Quantum physics have helped scientists to turn the superconductor into insulator

Квантовая физика помогла ученым превратить сверхпроводник в изолятор

Physicists from the United States were able to turn the superconductor to the insulator, creating in it a kind of zone of “quantum uncertainty” with the help of weak magnetic fields, which will help to reveal the secrets of their work at high temperatures, according to a paper published in the journal Scientific Reports.

“By developing new technologies, we’re always trying to squeeze more and more useful from the quantum properties of different materials, but they always contain impurities that impede the realisation of this task. We have shown that in superconductors there are random quantum effects arising from the magnetic fields and defects. Their study will help us understand what limits the operation of superconductors,” said Jim Wallis (Jim Vallis) from brown University (USA).

In accordance with generally accepted today, the theory of superconductivity many metals and alloys begin to conduct electricity without any resistance at low temperatures due to the fact that the electrons in them start to unite in so-called Cooper pairs.

Such pairs of particles do not behave as individual electrons, but as waves, and are a single unit from the point of view of the laws of quantum physics that allows them to conduct electricity with zero losses.

It tells Wallis, Cooper pairs simply break, raising the temperature inside the superconductor, or by placing it in a strong magnetic field which will cause electrons to “break” the relationship and begin an independent life. It turned out that in addition to these two powerful methods, there is another way of turning the superconductor into an insulator that affect the quantum properties of matter.

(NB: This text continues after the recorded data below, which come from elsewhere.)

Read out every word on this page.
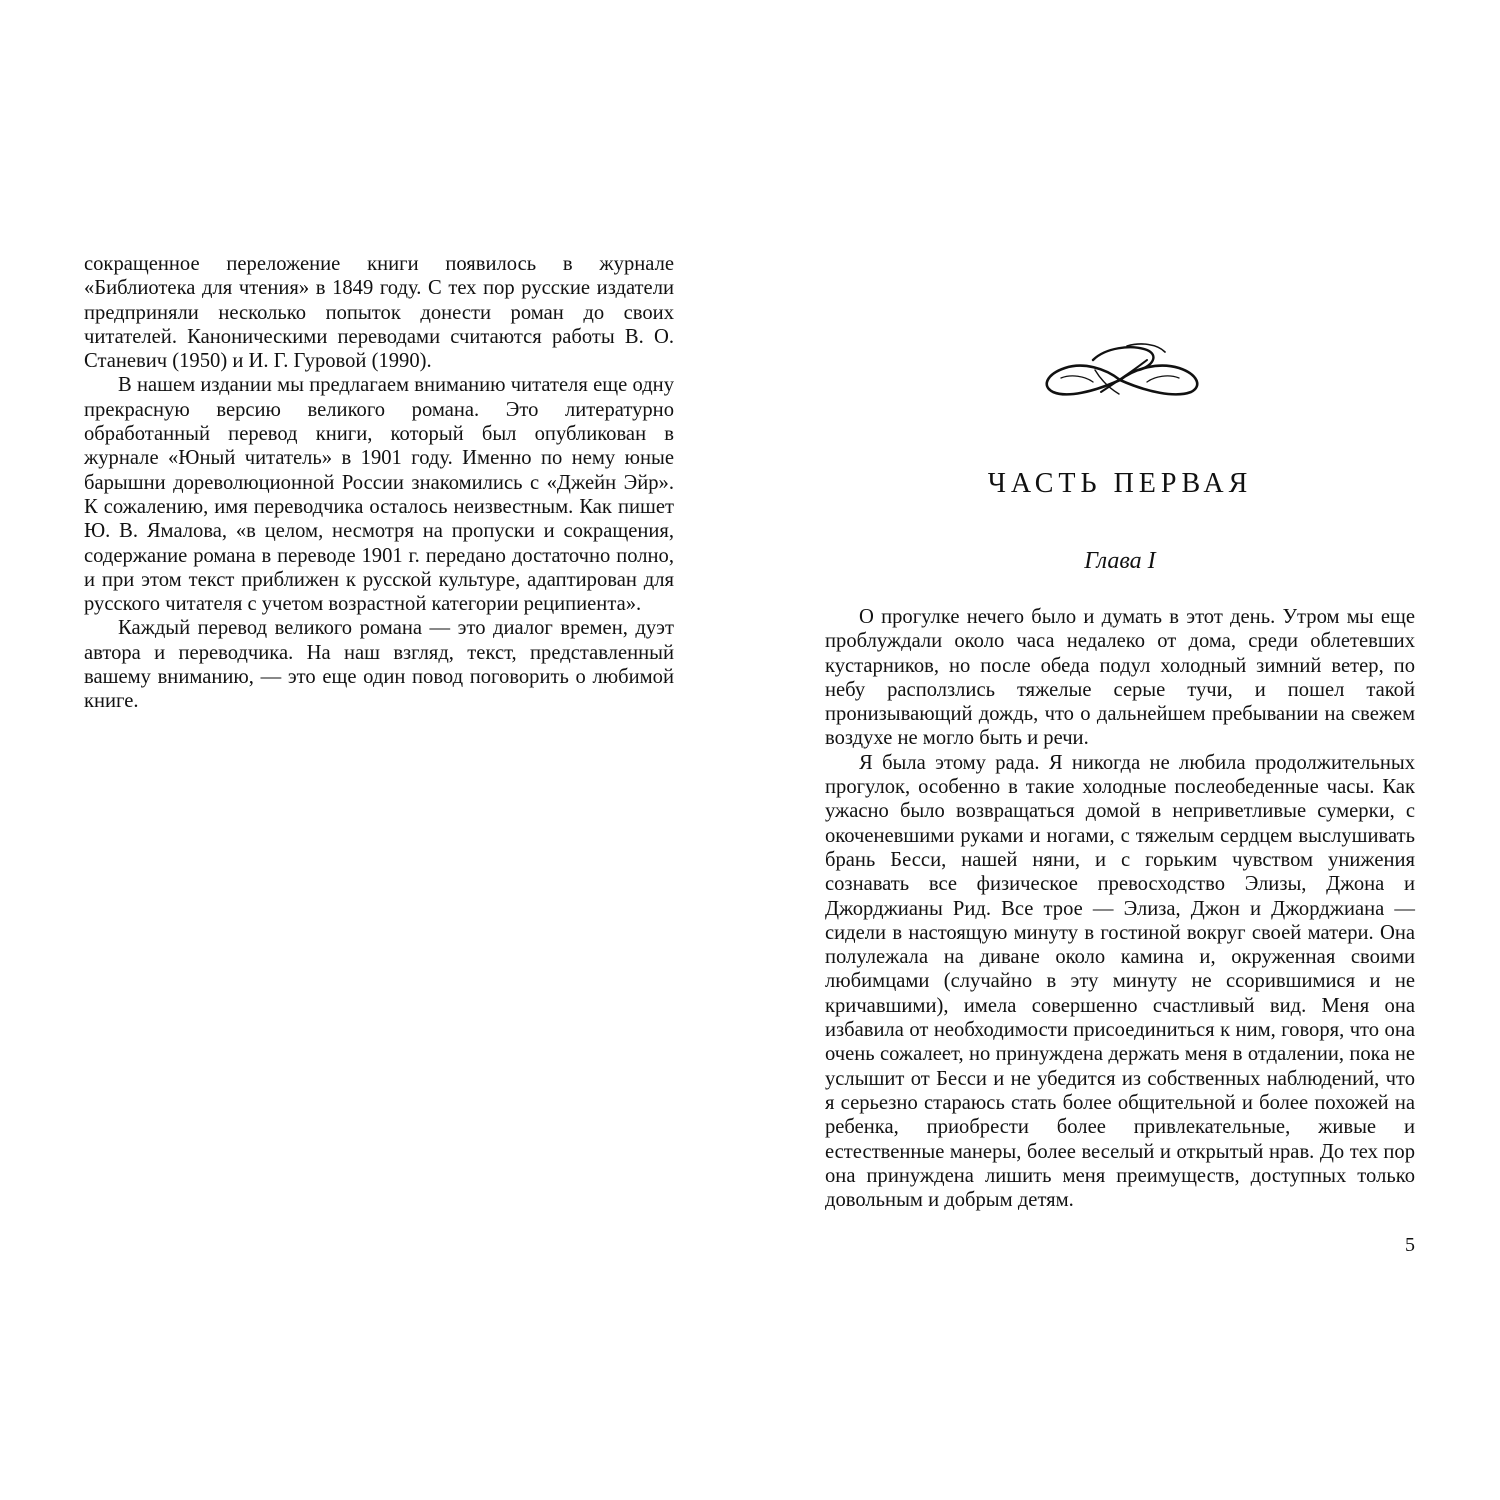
сокращенное переложение книги появилось в журнале «Библиотека для чтения» в 1849 году. С тех пор русские издатели предприняли несколько попыток донести роман до своих читателей. Каноническими переводами считаются работы В. О. Станевич (1950) и И. Г. Гуровой (1990).

В нашем издании мы предлагаем вниманию читателя еще одну прекрасную версию великого романа. Это литературно обработанный перевод книги, который был опубликован в журнале «Юный читатель» в 1901 году. Именно по нему юные барышни дореволюционной России знакомились с «Джейн Эйр». К сожалению, имя переводчика осталось неизвестным. Как пишет Ю. В. Ямалова, «в целом, несмотря на пропуски и сокращения, содержание романа в переводе 1901 г. передано достаточно полно, и при этом текст приближен к русской культуре, адаптирован для русского читателя с учетом возрастной категории реципиента».

Каждый перевод великого романа — это диалог времен, дуэт автора и переводчика. На наш взгляд, текст, представленный вашему вниманию, — это еще один повод поговорить о любимой книге.

ЧАСТЬ ПЕРВАЯ
Глава I

О прогулке нечего было и думать в этот день. Утром мы еще проблуждали около часа недалеко от дома, среди облетевших кустарников, но после обеда подул холодный зимний ветер, по небу расползлись тяжелые серые тучи, и пошел такой пронизывающий дождь, что о дальнейшем пребывании на свежем воздухе не могло быть и речи.

Я была этому рада. Я никогда не любила продолжительных прогулок, особенно в такие холодные послеобеденные часы. Как ужасно было возвращаться домой в неприветливые сумерки, с окоченевшими руками и ногами, с тяжелым сердцем выслушивать брань Бесси, нашей няни, и с горьким чувством унижения сознавать все физическое превосходство Элизы, Джона и Джорджианы Рид. Все трое — Элиза, Джон и Джорджиана — сидели в настоящую минуту в гостиной вокруг своей матери. Она полулежала на диване около камина и, окруженная своими любимцами (случайно в эту минуту не ссорившимися и не кричавшими), имела совершенно счастливый вид. Меня она избавила от необходимости присоединиться к ним, говоря, что она очень сожалеет, но принуждена держать меня в отдалении, пока не услышит от Бесси и не убедится из собственных наблюдений, что я серьезно стараюсь стать более общительной и более похожей на ребенка, приобрести более привлекательные, живые и естественные манеры, более веселый и открытый нрав. До тех пор она принуждена лишить меня преимуществ, доступных только довольным и добрым детям.

5
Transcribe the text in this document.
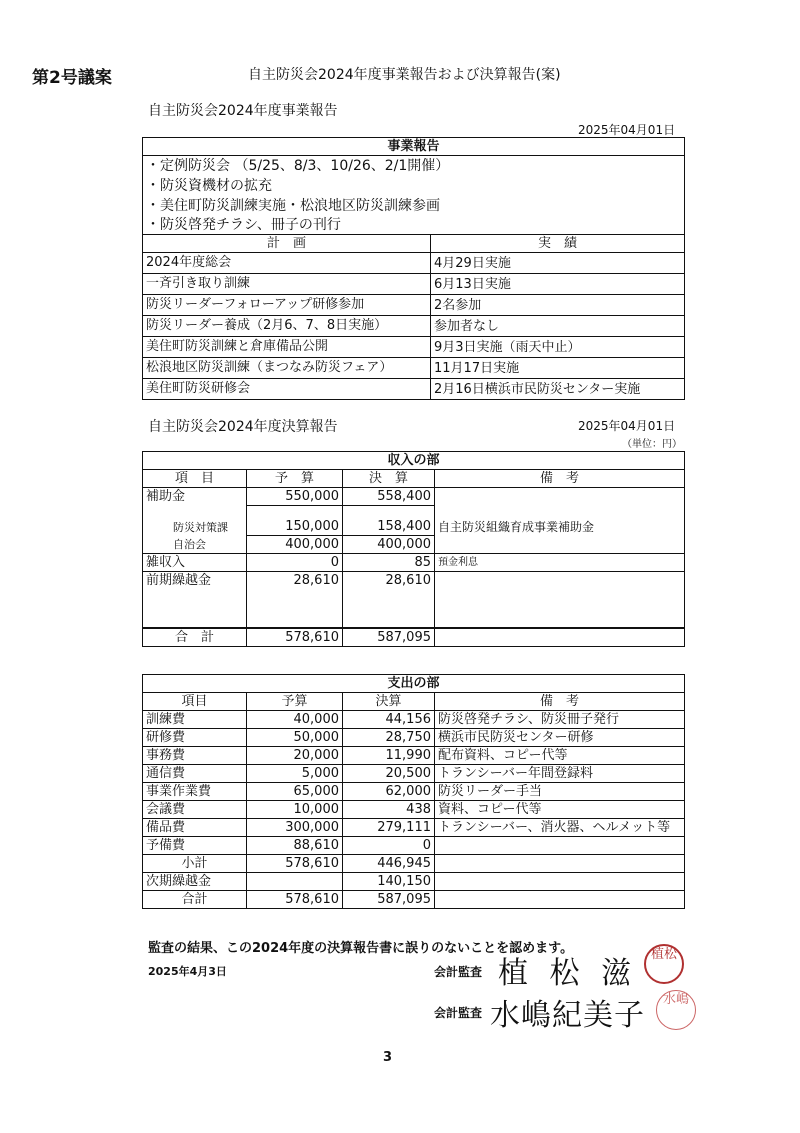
第2号議案	自主防災会2024年度事業報告および決算報告(案)
自主防災会2024年度事業報告
2025年04月01日
事業報告	
・定例防災会 （5/25、8/3、10/26、2/1開催）	
・防災資機材の拡充	
・美住町防災訓練実施・松浪地区防災訓練参画	
・防災啓発チラシ、冊子の刊行	
計　画	実　績
2024年度総会	4月29日実施
一斉引き取り訓練	6月13日実施
防災リーダーフォローアップ研修参加	2名参加
防災リーダー養成（2月6、7、8日実施）	参加者なし
美住町防災訓練と倉庫備品公開	9月3日実施（雨天中止）
松浪地区防災訓練（まつなみ防災フェア）	11月17日実施
美住町防災研修会	2月16日横浜市民防災センター実施
自主防災会2024年度決算報告	2025年04月01日
（単位：円）
収入の部			
項　目	予　算	決　算	備　考
補助金	550,000	558,400	
防災対策課	150,000	158,400	自主防災組織育成事業補助金
自治会	400,000	400,000	
雑収入	0	85	預金利息
前期繰越金	28,610	28,610	
合　計	578,610	587,095	
支出の部			
項目	予算	決算	備　考
訓練費	40,000	44,156	防災啓発チラシ、防災冊子発行
研修費	50,000	28,750	横浜市民防災センター研修
事務費	20,000	11,990	配布資料、コピー代等
通信費	5,000	20,500	トランシーバー年間登録料
事業作業費	65,000	62,000	防災リーダー手当
会議費	10,000	438	資料、コピー代等
備品費	300,000	279,111	トランシーバー、消火器、ヘルメット等
予備費	88,610	0	
小計	578,610	446,945	
次期繰越金		140,150	
合計	578,610	587,095	
監査の結果、この2024年度の決算報告書に誤りのないことを認めます。
2025年4月3日	会計監査 植 松 滋
植松
会計監査 水嶋紀美子	水嶋
3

Under normal conditions electrons move through it freely, however, if one of these holes act very weak magnetic field, there is a kind of quantum “crater” around which will move the flow of electric current. These structures will prevent further movement of Cooper pairs and turn this “sponge” in a conventional insulator, despite the fact that the magnetic field of such strength is usually not able to penetrate into the superconductor and destroy pairs of electrons itself.

According to Wallis, this trick can help physicists to understand the properties of high-temperature superconductors able to operate at nearly “natural” temperatures, responsible for their amazing properties and how they can improve and reach room superconductivity, suppressing the emergence of such “craters” and related defects.